La Glorieta de Belgrano Open-Air-Milonga mit nostalgischem Flair

von Ute Neumaier, Buenos Aires, veröffentlicht in Tangodanza Nr. 57,  März 2014

Wer die Klimaanlagen und Ventilatoren der Indoor-Milongas von Buenos Aires leid ist, und mal an der frischen Luft mit Blick auf die Grenzlinie zwischen Himmel und Erde Tango tanzen möchte, darf sich La Glorieta keinesfalls entgehen lassen.

Eine kleine Reise ist es schon vom Stadtzentrum ins schöne Belgrano, die sich aber durchaus lohnt. Und das nicht nur, weil man bei der Fahrt in einem Bus aus dem Zentrum erleben kann, wie sich die Stadt vom Süden in Richtung Norden hin verändert, wie die Straßen breiter werden, das Grün satter und die Luft besser.

Magisches Licht zum 2 x 4

Gegenüber des Busterminals liegt der kleine Park Barrancas de Belgrano, der 1892 von dem französischen Landschaftsarchitekten Charles Thays angelegt wurde.  Selbst ein Newcomer findet auf der Grünfläche schnell, wonach er sucht. Denn La Glorieta ist hier am Spätnachmittag samstags und sonntags weder zu übersehen, noch zu überhören. Auf einer kleinen Anhöhe steht ein wundervoller, romantischer Pavillon, in dem Tangueros im magischen Licht der Abenddämmerung ihre Runden drehen.

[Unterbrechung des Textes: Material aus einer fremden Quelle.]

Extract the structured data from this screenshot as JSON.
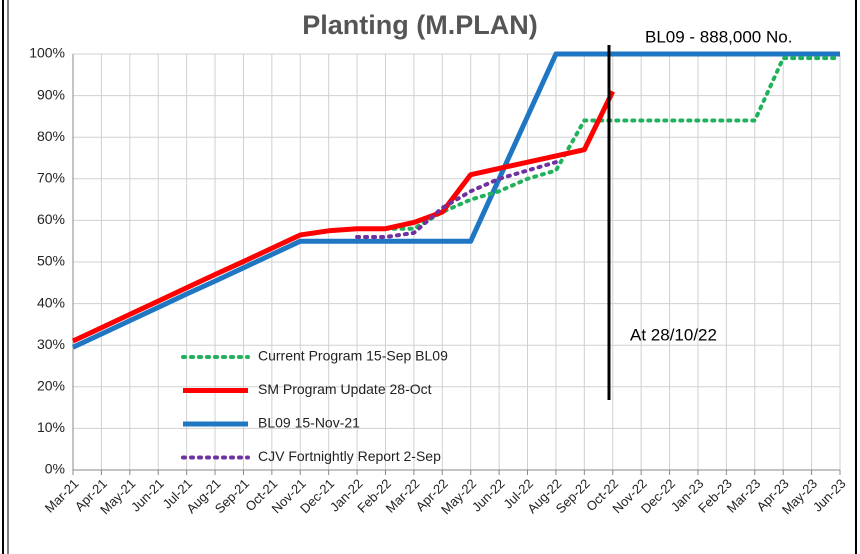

La Glorieta besticht mit einem ganz eigenen Charme, und das schon seit 17 Jahren. Als der Organisator Marcelo Salas sich 1995 auf die Suche nach dem geeigneten Ort für eine Freiluft-Milonga begab und den sich selbst überlassenen Pavillon entdeckte, war es Liebe auf den ersten Blick.

Tango tanzen bei Wind und Wetter

„Der Tango kränkelte damals sehr, geriet mehr und mehr in Vergessenheit und wurde nur noch von einer Minderheit getanzt“, erzählt Marcelo, „und mit meiner Milonga wollte ich daran etwas ändern.“ Und weil Beharrlichkeit eine seiner Stärken ist, blieb Marcelo seither sommers wie winters, auch mal bei aufkommendem Regen, seiner Milonga und deren Fans treu.

Ihr Publikum ist zwischen 20 und 70 Jahre alt, das Tanzniveau variiert. Touristen vermischen sich mit Einheimischen, Milongueros mit Neulingen und in guten Zeiten tummeln sich hier schon mal um die 200 Leute. Der Spaß am Ausprobieren ist wichtiger als in manchem Tempel der hohen Tangokunst, sodass sich selbst Anfänger ohne Angst vor einer Blöße auf die Tanzfläche trauen.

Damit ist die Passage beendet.